The NFL draft will be held from April 28-30 in Chicago. The Cardinals have addressed many of their biggest needs through the Chandler Jones trade and free agency but will aim to add more impact pieces. We'll take a look at each position group over the next few weeks as the draft beckons.
Draft primer: Special teams
Cardinals under contract:K Chandler Catanzaro; P Drew Butler
Need: Medium
Images of the kickers, punters and long snappers who could be selected in the draft
Analysis: The Cardinals need a long snapper to replace the retired Mike Leach, and could decide to bring in competition for punter Drew Butler, kicker Chandler Catanzaro or both. While the 90-man roster may eventually include more specialists, they probably won't come from the draft. Only a few special teamers get selected each year, as teams prefer to fill holes on offense and defense since those players are more valuable.
The top-rated kicker is Florida State's Roberto Aguayo, who is projected to be chosen as high as the second or third round. That's unusually quick for a kicker, as Sebastian Janikowski (first round), Mike Nugent (second round) and Nate Kaeding (third round) are the only three to get chosen within the first three rounds since 2000. Aguayo was perfect on 198 extra-point tries in college and hit 88.5 percent of his field goal attempts, and the now-permanent 33-yard extra point distance puts more emphasis on having a reliable kicker in the NFL. UCLA's Ka'imi Fairbairn could be a late-round pick.
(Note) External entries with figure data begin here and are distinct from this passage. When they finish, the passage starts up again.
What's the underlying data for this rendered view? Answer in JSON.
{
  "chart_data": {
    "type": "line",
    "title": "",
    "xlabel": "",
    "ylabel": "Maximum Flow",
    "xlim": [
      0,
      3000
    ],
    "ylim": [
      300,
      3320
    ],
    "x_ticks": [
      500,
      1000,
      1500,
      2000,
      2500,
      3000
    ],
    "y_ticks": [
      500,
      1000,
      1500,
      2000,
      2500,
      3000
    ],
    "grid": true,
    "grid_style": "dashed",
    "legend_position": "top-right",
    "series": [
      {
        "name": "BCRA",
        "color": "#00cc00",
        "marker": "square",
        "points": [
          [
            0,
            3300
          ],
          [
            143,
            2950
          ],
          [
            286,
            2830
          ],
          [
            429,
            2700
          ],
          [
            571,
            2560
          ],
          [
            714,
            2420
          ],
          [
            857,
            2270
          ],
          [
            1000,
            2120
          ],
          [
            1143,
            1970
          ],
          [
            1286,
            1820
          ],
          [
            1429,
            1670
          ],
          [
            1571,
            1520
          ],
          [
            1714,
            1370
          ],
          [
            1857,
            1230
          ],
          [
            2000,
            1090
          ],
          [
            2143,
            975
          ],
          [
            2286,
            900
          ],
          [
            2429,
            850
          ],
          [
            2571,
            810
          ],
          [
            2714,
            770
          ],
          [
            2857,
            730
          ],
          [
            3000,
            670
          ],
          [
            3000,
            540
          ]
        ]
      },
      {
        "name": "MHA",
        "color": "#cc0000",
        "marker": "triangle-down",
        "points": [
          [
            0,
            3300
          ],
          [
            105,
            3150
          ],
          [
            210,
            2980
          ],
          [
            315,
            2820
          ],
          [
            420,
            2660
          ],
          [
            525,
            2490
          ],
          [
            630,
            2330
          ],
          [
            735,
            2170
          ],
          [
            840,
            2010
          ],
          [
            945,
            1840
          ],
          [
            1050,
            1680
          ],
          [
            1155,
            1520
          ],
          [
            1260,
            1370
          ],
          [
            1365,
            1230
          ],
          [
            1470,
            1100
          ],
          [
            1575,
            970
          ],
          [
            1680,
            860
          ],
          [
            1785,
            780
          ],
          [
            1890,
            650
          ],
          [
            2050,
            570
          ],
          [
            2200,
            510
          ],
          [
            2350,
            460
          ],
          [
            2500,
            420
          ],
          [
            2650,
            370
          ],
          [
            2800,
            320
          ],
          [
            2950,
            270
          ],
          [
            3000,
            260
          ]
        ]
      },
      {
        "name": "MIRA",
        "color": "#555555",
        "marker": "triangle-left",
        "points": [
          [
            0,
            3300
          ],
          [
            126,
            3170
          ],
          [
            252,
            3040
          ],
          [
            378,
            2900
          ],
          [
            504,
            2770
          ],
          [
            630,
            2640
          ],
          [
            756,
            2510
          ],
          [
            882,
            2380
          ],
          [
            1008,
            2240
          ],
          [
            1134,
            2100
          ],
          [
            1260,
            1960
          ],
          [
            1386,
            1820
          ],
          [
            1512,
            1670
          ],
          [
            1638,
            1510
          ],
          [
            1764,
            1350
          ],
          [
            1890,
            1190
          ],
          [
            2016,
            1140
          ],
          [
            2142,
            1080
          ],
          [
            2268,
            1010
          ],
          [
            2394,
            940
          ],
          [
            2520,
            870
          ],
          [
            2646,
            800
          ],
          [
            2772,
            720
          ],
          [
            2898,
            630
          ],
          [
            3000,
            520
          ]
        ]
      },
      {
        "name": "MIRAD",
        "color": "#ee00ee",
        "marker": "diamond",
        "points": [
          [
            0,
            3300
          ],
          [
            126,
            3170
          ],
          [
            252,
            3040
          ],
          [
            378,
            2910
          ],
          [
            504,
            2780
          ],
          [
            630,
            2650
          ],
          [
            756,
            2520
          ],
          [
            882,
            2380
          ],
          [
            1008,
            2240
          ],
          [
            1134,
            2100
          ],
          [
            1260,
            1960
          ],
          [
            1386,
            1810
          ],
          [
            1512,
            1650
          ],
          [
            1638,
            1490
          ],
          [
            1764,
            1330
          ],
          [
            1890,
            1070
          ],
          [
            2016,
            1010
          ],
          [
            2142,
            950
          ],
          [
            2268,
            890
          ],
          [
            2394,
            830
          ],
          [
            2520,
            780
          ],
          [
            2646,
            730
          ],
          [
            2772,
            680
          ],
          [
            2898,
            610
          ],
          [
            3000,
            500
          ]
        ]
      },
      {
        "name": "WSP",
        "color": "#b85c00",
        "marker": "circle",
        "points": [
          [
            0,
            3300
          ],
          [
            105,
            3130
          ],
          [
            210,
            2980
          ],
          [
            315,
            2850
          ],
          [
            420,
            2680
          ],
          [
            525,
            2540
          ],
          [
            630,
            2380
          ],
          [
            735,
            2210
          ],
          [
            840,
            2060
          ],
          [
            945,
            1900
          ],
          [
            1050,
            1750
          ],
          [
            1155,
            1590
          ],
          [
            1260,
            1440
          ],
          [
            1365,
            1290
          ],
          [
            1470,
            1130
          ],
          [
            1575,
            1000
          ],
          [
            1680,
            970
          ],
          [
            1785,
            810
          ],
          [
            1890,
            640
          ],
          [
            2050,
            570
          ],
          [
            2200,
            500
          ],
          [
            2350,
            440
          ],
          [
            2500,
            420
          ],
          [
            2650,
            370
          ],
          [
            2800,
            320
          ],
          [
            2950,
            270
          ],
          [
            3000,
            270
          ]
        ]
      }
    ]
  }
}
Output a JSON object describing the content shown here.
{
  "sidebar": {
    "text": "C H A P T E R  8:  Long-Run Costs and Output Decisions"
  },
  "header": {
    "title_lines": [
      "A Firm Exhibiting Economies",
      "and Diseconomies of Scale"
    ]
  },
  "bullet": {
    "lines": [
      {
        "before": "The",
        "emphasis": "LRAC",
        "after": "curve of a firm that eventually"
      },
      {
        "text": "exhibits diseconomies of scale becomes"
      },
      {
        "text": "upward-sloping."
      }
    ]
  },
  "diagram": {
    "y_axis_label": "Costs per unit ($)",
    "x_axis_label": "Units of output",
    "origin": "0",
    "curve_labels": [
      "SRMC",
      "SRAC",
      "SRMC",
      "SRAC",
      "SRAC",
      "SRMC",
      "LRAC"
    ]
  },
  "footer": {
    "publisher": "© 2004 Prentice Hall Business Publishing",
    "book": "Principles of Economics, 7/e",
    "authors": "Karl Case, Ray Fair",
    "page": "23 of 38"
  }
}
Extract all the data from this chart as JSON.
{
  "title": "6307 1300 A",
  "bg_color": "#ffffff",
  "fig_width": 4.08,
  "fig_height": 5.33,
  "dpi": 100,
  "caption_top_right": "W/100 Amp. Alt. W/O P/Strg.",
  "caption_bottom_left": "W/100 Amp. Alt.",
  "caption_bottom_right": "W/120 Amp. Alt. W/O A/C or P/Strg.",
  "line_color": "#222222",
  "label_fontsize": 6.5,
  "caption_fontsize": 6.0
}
Utah's Tom Hackett is the top-rated punter and is projected to get selected in the middle rounds, while Texas A&M's Drew Kaser could be either a late-round choice or a priority undrafted free agent. Georgia's Nathan Theus is the highest-rated long snapper but still may go undrafted.
The draft may come and go without a special teams pick for the Cardinals, but this is a spot where they could be active afterward, attempting to sign rookie free agents to compete for a roster spot.